Microsoft took less than a month to incorporate an Oracle Outside In patch and fix a critically rated remote code execution bug in Exchange Servers. The Microsoft patch is among three critical bulletins—eight overall—released today as part of its August 2013 Patch Tuesday security updates.
Oracle patched Outside In with its July Critical Patch Update (CPU); the technology allows developers to turn unstructured file formats into normalized files. MS13-061 includes the Outside In Patch, which is part of the WebReady Document Viewing and Data Loss Prevention features on Exchange Servers. Exploits could allow an attacker to remotely execute code if a user previews or opens a malicious file using Outlook Web App (OWA). The attacker would have the same privileges as the transcoding services on the Exchange Server; that would be the LocalService account for WebReady Document Viewing and the Filtering Management service for the DLP feature. Both, however, run with minimal privileges.
“If you run Exchange and your users have OWA, you should address this issue as quickly as possible,” said Qualys CTO Wolfgang Kandek. Microsoft also recommends a workaround that turns off Outside In document processing.
MS13-059 is another cumulative patch for Internet Explorer and repairs 11 remotely executable vulnerabilities in the browser, including a sandbox bypass vulnerability discovered and exploited by VUPEN researchers during the Pwn2Own contest in March. IE 6-10 is vulnerable to exploit; Microsoft said it is not aware of any active exploits for any of these vulnerabilities.
The IE rollup includes patches for nine memory corruption vulnerabilities, as well as fixes for a privilege escalation flaw in the way in which the browser handles process integrity level assignment and an information disclosure cross-site scripting vulnerability in EUC-JP character encoding, Microsoft said.

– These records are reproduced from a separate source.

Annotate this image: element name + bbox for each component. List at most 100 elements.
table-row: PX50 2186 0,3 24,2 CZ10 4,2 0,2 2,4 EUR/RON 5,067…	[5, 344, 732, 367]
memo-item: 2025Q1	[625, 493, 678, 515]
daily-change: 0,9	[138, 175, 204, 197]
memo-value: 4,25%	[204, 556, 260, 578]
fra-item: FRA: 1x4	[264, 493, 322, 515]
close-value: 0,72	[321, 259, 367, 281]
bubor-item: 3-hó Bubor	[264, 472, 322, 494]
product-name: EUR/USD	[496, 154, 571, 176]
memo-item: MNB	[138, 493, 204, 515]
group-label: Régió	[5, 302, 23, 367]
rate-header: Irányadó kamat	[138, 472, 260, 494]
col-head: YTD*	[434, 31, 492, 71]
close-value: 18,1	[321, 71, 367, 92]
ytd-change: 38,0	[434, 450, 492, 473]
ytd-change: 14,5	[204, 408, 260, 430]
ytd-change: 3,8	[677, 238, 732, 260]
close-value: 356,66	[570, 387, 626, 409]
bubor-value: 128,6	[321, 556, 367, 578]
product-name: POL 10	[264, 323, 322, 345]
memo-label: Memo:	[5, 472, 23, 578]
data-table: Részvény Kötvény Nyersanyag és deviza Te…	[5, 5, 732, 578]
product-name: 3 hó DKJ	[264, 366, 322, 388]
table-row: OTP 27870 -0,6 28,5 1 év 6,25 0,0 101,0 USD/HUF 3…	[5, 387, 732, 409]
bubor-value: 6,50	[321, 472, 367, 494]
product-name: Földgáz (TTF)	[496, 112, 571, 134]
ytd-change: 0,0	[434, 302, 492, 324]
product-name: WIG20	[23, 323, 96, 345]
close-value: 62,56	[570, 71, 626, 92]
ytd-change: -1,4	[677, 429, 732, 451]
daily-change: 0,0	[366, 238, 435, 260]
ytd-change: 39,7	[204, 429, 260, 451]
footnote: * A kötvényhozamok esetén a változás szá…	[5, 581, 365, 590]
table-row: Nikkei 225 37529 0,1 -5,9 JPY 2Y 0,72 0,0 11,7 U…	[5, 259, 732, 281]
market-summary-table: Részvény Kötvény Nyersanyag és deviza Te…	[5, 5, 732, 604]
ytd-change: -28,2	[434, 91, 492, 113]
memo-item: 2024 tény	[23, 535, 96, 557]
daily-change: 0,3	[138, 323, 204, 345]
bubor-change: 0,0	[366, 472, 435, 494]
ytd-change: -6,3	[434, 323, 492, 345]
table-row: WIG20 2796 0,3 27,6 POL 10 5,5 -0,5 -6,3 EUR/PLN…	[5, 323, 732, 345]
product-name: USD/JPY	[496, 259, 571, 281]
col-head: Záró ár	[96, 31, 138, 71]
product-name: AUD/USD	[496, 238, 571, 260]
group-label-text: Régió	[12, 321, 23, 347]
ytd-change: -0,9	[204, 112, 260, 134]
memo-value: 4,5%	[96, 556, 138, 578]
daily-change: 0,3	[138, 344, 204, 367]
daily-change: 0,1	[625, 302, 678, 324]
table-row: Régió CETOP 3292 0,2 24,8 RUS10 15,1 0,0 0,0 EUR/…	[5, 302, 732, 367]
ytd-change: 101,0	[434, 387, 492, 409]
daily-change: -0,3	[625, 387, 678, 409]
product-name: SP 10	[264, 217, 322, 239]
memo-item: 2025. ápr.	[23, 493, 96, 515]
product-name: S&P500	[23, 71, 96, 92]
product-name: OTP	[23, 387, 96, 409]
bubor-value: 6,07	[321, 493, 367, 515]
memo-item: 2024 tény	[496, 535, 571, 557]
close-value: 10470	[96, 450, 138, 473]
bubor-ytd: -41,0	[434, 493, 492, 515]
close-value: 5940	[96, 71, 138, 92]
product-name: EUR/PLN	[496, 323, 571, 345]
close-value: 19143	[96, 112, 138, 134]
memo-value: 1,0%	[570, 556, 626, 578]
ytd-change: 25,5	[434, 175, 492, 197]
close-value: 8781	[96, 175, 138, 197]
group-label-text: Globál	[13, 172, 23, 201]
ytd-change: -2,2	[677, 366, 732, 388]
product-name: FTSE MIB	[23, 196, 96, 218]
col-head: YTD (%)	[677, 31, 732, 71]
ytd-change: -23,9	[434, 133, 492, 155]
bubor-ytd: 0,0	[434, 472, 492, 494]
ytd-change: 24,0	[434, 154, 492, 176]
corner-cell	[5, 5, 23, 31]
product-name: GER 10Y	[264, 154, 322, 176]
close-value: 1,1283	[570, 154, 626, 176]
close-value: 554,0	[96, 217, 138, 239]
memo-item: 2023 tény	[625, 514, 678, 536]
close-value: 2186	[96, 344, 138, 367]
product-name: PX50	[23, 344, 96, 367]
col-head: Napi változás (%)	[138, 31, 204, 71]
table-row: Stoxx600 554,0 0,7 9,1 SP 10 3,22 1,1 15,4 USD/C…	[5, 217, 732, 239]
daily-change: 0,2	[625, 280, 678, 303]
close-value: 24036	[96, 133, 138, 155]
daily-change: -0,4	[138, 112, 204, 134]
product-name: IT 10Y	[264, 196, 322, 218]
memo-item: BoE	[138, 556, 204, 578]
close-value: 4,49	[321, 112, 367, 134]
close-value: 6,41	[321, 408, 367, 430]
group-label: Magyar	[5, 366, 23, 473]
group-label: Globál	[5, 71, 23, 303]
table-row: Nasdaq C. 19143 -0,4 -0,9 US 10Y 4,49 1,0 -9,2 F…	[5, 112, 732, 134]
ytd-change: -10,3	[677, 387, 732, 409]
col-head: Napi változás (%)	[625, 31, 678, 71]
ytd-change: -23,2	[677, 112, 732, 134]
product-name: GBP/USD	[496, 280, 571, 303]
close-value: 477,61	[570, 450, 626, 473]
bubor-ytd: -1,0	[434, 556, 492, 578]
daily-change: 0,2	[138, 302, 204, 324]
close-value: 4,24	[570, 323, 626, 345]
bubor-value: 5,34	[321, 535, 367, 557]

“As usual with IE vulnerabilities, the attack vector would be a malicious webpage, either exploited by the attacker or it could be sent to the victim in a spear-phishing e-mail,” Kandek said. “Patch this immediately as the highest priority on your desktop system and wherever your users browse the web.”
The final critical bulletin, MS13-060, patches a Windows vulnerability in the Unicode Scripts Processor; the patch corrects the way Windows parses certain OpenType font characteristics. An exploit could allow an attacker to run code remotely if a user opens a malicious document or visits a website that supports OpenType fonts.
“A user would have to be induced to open a malicious file and this only affects Windows XP and 2003,” said Ross Barrett, senior manager of security engineering at Rapid7. “Both of these issues should be patched ASAP.” Microsoft also recommends two workarounds: either modifying the usp10.dll Access Control List to be more restrictive, or disabling support for parsing embedded fonts in IE.
The remaining bulletins were all rated Important by Microsoft.